Sebastian Lifshitz: A lot of people have hated crossdressers for years, and it still do. Even gay people do not have an acceptance of crossdressers, after the war, the gay community wanted to create a different image of gay men and it fit the macho elements … the label of the sexiest man. The gay community did not want to associate them with cross-dressers. It was considered a shame.
Very interesting is the series of photos of “Drag Soldiers”, which shows cross-dressing soldiers living in military camps in France and Germany after the First and Second World Wars. Why do you think people use gender identity for liberation?
Sebastian Lifshitz: There were only men in the military camps, so in the camp theater, men needed to adjust to women’s clothing to embody a female character. There was no other choice. That was the only solution. The most ridiculous fact is that some men were very popular for wearing women’s clothes in the camp and at the same time, these soldiers did not try to exaggerate gender representations, their roles and costumes were very realistic, which is very surprising considering the circumstances which are very difficult and It was repressive.
In your photos you will find one of the most legendary crossdresser, Bambi and the story of how a little boy turned into a queer woman.
Sebastian Lifshitz: Bambi is a very precious person to me. When I met her, I knew nothing about her, I only knew her name. One day she told me her story and we went together to Bambi’s hometown, Algeria. What fascinates her most about Bambi’s story is her ability to rewrite her own story.
Tell us more about Bambi.
Sebastian Lifshitz: Bambi was born in 1935 in a small, closed village in Algeria. At that time it was impossible to talk about sex, identity and similar topics. Can you imagine what life could have been like at that time, in a village for a 6-year-old boy who thought she was a little girl? Bambi’s mother allowed her young child to dress as the boy wanted, her hair was long, but at the age of 6, when it came time to go to school, her mother said, “Okay, now we have to cut our hair and stop dressing, it’s over, forget it.” At the time she realized she was biologically a boy – she always thought she was a girl.
For many, many years she had to live as a little boy, but deep down in her heart she felt like she was a girl. One day, when Bambi was 15 years old, French cabaret dancers visited the city and while watching their performance, Bambi realized that you might have a dignified life and not lose your identity. It was a kind of rebirth, after which she quickly traveled to Paris and joined the cross-dressing community. Although French society at the time was still hostile to crossdressers, it did not interest her, Bambi was not going to make a deal with the homophobic community.

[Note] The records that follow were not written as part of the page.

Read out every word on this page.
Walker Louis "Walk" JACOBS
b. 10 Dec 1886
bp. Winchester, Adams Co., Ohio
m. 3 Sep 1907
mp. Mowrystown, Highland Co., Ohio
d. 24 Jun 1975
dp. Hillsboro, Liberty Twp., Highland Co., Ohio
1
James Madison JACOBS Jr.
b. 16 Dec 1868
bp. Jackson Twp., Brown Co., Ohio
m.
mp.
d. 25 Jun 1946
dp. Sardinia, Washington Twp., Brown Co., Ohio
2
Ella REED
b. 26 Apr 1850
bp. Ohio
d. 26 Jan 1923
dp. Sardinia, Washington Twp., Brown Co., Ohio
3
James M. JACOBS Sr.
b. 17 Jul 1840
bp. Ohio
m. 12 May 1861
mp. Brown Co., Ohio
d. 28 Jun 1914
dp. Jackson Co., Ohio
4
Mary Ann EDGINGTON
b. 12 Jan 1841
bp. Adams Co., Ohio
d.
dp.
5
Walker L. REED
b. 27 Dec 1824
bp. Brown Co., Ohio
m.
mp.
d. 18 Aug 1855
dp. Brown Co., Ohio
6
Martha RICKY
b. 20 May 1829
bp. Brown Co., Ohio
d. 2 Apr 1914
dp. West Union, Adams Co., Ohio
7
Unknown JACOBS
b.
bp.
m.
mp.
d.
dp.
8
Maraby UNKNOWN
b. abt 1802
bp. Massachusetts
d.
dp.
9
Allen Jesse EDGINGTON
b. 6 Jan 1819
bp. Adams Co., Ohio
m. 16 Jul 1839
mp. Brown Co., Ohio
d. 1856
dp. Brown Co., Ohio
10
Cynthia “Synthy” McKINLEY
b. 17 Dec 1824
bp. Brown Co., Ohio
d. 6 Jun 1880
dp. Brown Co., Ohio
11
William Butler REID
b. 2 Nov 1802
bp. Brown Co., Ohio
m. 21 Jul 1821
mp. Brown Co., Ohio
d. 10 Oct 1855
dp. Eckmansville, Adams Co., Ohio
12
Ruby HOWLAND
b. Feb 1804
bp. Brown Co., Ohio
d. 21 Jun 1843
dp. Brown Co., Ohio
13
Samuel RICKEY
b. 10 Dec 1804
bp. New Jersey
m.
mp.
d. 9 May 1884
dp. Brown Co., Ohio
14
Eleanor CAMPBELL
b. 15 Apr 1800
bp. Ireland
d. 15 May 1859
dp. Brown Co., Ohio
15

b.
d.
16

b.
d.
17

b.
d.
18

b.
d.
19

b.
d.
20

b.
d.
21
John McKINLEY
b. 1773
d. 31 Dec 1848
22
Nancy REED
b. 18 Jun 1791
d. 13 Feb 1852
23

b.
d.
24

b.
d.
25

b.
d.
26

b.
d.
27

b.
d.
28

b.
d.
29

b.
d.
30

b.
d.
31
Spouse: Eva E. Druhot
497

What happened to Bambi after that?
Sebastian Lifshitz: At the age of 30, Bambi realized he could no longer continue dancing in the cabaret. So she decided to continue her studies, get a diploma and become a French teacher in a strange French city. She wanted be an anonymous woman. Anonymity was very important to her. She wanted to be an ordinary woman in everyday life. Now she is an elegant tall woman.
It is very inspiring to hear Bambi’s story about how she went to the cabaret and how she decided to make his life perfect. What should the new generation, who are in search of their own identity, focus on when studying history?

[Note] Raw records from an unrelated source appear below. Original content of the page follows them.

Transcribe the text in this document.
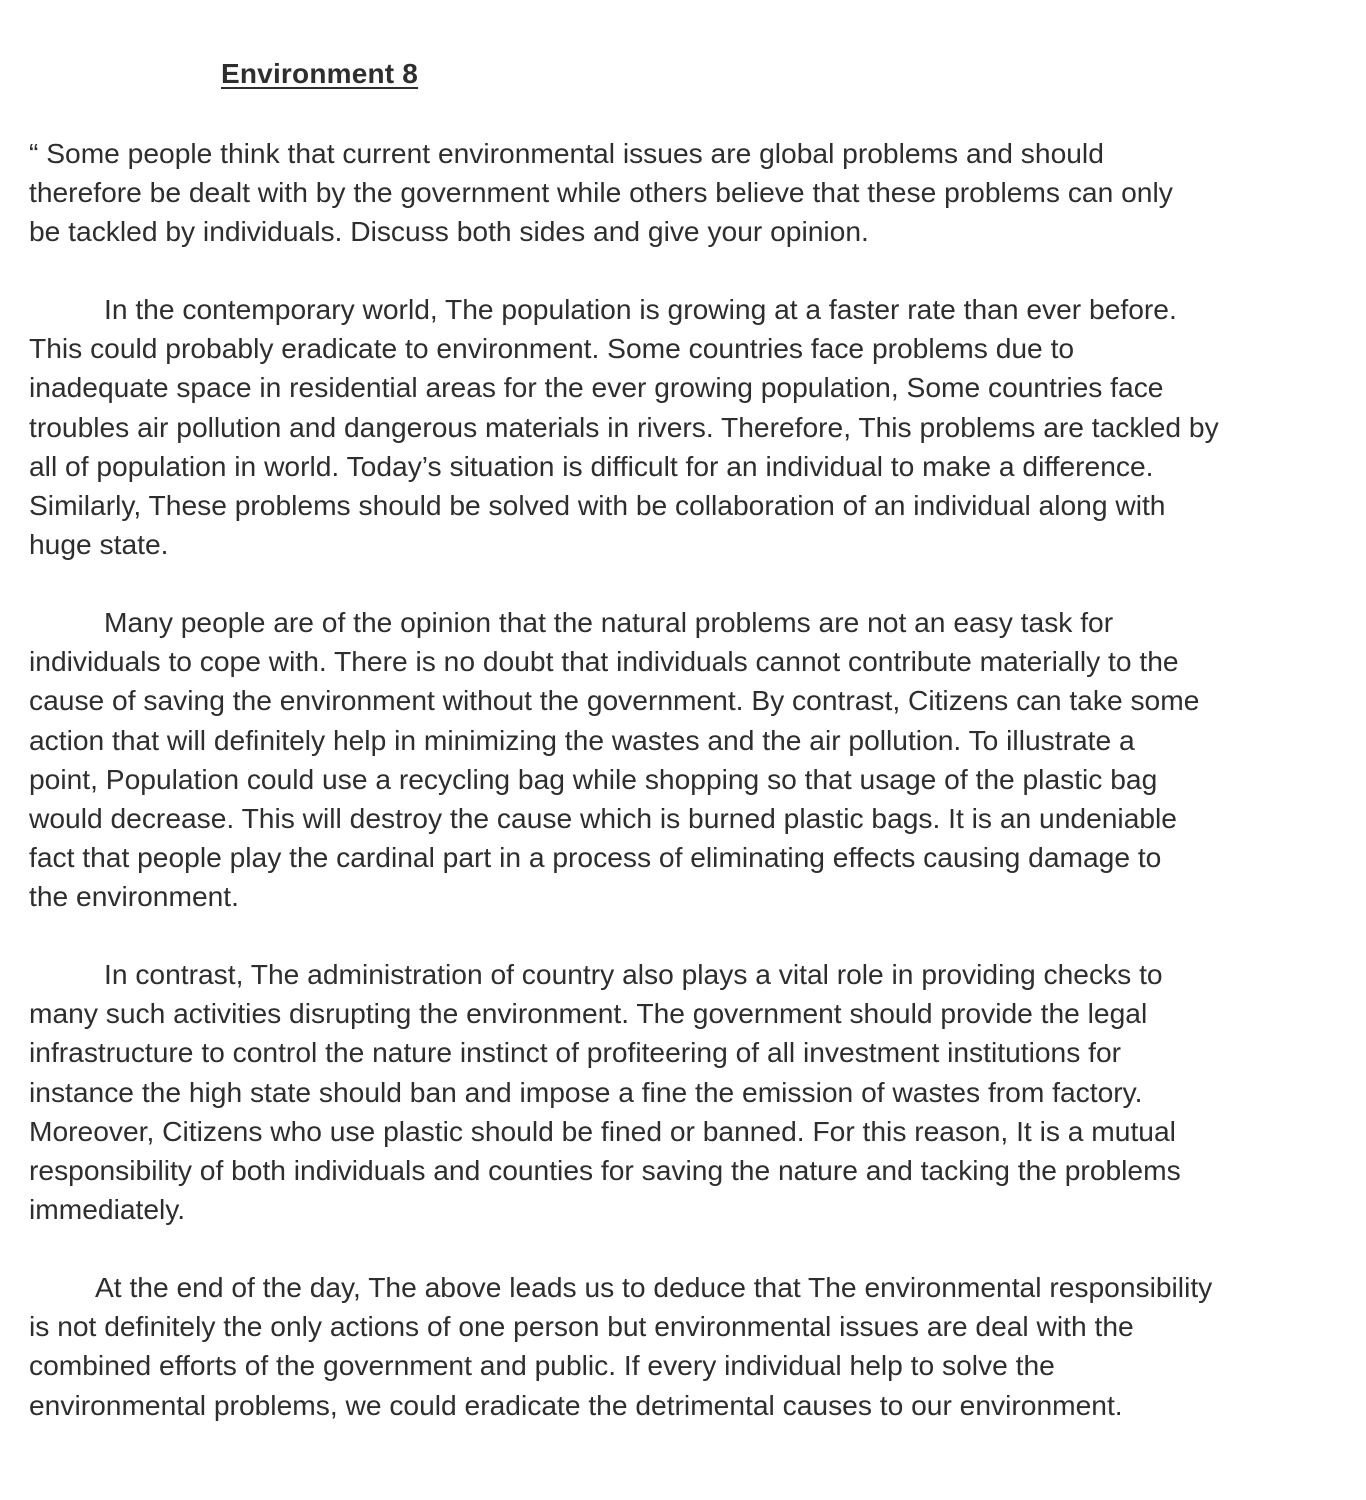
Environment 8
“ Some people think that current environmental issues are global problems and should
therefore be dealt with by the government while others believe that these problems can only
be tackled by individuals. Discuss both sides and give your opinion.
In the contemporary world, The population is growing at a faster rate than ever before.
This could probably eradicate to environment. Some countries face problems due to
inadequate space in residential areas for the ever growing population, Some countries face
troubles air pollution and dangerous materials in rivers. Therefore, This problems are tackled by
all of population in world. Today’s situation is difficult for an individual to make a difference.
Similarly, These problems should be solved with be collaboration of an individual along with
huge state.
Many people are of the opinion that the natural problems are not an easy task for
individuals to cope with. There is no doubt that individuals cannot contribute materially to the
cause of saving the environment without the government. By contrast, Citizens can take some
action that will definitely help in minimizing the wastes and the air pollution. To illustrate a
point, Population could use a recycling bag while shopping so that usage of the plastic bag
would decrease. This will destroy the cause which is burned plastic bags. It is an undeniable
fact that people play the cardinal part in a process of eliminating effects causing damage to
the environment.
In contrast, The administration of country also plays a vital role in providing checks to
many such activities disrupting the environment. The government should provide the legal
infrastructure to control the nature instinct of profiteering of all investment institutions for
instance the high state should ban and impose a fine the emission of wastes from factory.
Moreover, Citizens who use plastic should be fined or banned. For this reason, It is a mutual
responsibility of both individuals and counties for saving the nature and tacking the problems
immediately.
At the end of the day, The above leads us to deduce that The environmental responsibility
is not definitely the only actions of one person but environmental issues are deal with the
combined efforts of the government and public. If every individual help to solve the
environmental problems, we could eradicate the detrimental causes to our environment.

Sebastian Lifshitz: Society is more complex and tangled than it seems at first glance. There are traditional, ready-made models that have to be adapted, if you want to be a woman, you definitely have to look like a woman, if you want to be a man, it was necessary to look like a man, the division between the sexes is still very strong. Take a look at the little kids toys, it’s amazing how the toy forces the little one to adapt to the already existing models. For me it’s very painful, I do not like and I do not agree, because as I said above, people are more complex. The range of identities is so diverse and massive, people need to express themselves the way they want it to be and how they feel internally, unfortunately, often does not match the way we see them.